The worry I obsessed about for a number of hours today is Shaken Baby Syndrome. Don’t get the wrong idea; I didn’t shake my baby. I know that you should never, ever, shake a baby. But this morning when I was trying to feed my very squirmy little guy, he stood up on my lap and then, as I was holding him with both hands around his belly, he pushed off with his legs so hard that he launched himself into the air and backwards. Still holding him around the waist, I had to jerk him back just a little bit to keep him from slipping out and falling to the floor below.
He just smiled and laughed. He didn’t seem to be in pain, didn’t look funny or get lethargic or anything, but as it happened I thought, wow, the way his head jerked back just a little bit must be sort of what it’s like for a baby who gets shaken. I kept an eye on him for the next hour and a half (until I dropped him off at the sitter), and he behaved perfectly normally. He ate his food, he squirmed and played and resisted his diaper change. He cuddled only for a second here or there and then went on with his baby business, just like he does every day.

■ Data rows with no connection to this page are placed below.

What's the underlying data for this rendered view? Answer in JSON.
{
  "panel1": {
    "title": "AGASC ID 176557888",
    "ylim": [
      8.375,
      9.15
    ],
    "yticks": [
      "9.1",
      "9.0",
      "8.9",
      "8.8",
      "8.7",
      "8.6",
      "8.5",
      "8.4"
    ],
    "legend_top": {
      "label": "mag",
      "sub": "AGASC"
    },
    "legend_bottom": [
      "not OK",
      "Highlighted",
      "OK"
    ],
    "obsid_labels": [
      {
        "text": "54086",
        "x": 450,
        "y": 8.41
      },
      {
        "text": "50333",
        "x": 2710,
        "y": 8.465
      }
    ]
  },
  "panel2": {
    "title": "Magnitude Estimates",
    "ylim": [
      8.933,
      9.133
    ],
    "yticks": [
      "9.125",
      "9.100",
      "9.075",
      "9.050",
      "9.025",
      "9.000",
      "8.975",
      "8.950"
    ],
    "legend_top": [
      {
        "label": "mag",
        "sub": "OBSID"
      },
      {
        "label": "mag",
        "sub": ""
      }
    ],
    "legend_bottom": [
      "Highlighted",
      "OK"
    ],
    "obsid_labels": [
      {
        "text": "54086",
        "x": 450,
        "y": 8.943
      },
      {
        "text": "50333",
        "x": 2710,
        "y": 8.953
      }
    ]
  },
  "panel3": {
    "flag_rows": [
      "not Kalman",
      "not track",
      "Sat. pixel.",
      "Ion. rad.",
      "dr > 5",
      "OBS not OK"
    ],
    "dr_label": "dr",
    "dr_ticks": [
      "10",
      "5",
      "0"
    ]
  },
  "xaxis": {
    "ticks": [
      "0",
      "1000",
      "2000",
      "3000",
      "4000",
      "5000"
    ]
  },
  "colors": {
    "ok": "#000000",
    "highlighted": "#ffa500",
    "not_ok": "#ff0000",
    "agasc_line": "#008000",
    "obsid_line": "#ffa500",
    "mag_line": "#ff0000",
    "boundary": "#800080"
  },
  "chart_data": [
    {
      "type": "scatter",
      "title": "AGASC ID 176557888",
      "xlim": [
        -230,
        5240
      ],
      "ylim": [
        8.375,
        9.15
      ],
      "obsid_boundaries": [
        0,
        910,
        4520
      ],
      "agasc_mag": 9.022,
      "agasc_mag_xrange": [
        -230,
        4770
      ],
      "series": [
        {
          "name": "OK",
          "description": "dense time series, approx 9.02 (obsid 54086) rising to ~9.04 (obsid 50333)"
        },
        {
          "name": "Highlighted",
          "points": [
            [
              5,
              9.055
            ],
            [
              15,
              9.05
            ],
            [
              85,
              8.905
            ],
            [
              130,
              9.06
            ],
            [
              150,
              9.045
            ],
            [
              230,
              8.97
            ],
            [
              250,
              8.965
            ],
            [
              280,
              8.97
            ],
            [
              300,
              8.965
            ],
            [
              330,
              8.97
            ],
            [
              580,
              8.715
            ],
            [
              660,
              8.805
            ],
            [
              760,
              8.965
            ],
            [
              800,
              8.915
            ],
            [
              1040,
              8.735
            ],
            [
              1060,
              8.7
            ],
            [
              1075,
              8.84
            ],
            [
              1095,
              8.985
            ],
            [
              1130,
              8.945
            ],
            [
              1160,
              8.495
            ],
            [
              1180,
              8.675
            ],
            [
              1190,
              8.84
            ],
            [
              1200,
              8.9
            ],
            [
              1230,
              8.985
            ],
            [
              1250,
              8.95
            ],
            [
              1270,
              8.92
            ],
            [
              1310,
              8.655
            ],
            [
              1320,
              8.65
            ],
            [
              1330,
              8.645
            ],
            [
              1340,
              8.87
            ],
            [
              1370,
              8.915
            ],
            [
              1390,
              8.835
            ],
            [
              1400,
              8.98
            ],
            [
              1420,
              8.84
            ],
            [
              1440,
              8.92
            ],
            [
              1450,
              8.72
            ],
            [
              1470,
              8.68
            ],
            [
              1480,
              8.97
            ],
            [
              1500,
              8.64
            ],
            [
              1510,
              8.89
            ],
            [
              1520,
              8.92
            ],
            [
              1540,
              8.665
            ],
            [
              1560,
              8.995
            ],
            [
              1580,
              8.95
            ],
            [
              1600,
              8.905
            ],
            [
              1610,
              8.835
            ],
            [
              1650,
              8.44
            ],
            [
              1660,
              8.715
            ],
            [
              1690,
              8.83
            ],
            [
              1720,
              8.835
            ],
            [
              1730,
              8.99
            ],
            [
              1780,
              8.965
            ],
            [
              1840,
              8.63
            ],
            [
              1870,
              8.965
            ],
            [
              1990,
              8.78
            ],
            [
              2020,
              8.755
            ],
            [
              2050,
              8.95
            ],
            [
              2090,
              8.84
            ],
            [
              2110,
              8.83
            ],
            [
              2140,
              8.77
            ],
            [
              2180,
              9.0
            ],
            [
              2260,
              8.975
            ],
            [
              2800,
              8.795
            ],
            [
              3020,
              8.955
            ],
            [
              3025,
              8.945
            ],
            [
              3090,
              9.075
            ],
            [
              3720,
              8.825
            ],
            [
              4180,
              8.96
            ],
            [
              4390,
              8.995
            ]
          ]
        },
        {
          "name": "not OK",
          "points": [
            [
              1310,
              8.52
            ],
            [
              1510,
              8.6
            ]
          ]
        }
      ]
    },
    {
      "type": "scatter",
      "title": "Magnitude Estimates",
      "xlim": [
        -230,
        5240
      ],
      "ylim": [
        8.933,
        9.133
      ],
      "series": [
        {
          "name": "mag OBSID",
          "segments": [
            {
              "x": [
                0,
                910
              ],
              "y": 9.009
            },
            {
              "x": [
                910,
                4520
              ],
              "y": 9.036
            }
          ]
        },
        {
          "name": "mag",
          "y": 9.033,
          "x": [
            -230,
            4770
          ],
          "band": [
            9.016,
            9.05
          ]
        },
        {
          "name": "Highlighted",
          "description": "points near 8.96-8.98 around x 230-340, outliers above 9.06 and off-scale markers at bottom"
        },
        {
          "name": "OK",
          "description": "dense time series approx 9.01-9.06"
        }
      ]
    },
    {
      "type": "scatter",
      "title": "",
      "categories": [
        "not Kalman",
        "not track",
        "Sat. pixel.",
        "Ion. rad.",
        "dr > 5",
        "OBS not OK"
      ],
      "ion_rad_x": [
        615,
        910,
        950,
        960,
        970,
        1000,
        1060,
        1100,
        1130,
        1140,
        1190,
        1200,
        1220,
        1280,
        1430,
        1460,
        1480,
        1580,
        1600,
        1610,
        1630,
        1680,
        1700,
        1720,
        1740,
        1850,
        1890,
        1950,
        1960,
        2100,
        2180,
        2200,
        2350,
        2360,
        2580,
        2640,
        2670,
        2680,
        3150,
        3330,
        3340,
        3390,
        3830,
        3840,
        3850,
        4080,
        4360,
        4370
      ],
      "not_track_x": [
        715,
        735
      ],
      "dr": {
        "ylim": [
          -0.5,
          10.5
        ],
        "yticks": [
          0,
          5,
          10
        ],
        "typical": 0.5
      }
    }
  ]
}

And still, I continued silently freaking out for many hours, looking up symptoms on the internet, wondering if it’s possible that I did serious damage to my baby’s brain while trying to prevent a fall, a fall that could have happened despite the fact that I never took my hands off him.
And the fact is, these days I rarely take my hands off him. Whenever he’s awake, I’m basically glued to him, ready to catch him when he hurls his body this way or that, when he falls forward into the bookshelf/floor/table while reaching for something (dangerous) that he wants, when he tries once again to rip out part of the dog’s beard, and so on.
But the problem is, as in The Christmas Story, some of the things little guys can do really are dangerous and can really cause harm no matter how much somebody’s mom tries to prevent it. Ralphie is just lucky he’s wearing glasses when he goes outside to shoot the BB gun, or else he would indeed lose his eye when the BB ricochets back towards him. And Thomas is constantly falling, smacking his head, tripping, slipping, etc., no matter how close to him I stay. Man, it’s maddening and terrifying at the same time.
I am just about 100% sure that I didn’t actually do any damage to Thomas this morning. He’s been completely normal all day. But just about sure isn’t always doing it for me these days. No matter how clearly safe he seems, the worry can, at times, be all consuming and incapacitating for hours on end. I know I just have to let it go, to get used to it and realize that this kind of worrying isn’t going to go away. It’s just going to morph into worrying about bullies or about paying for college or about drinking and driving or about the babies he’ll hopefully have someday.
All of which is to say, I guess, that while I wouldn’t give any of it up for a million zillion worlds full of sailboats and margaritas and lounging on the beach, this parenting thing is once again blowing my mind and kicking my butt.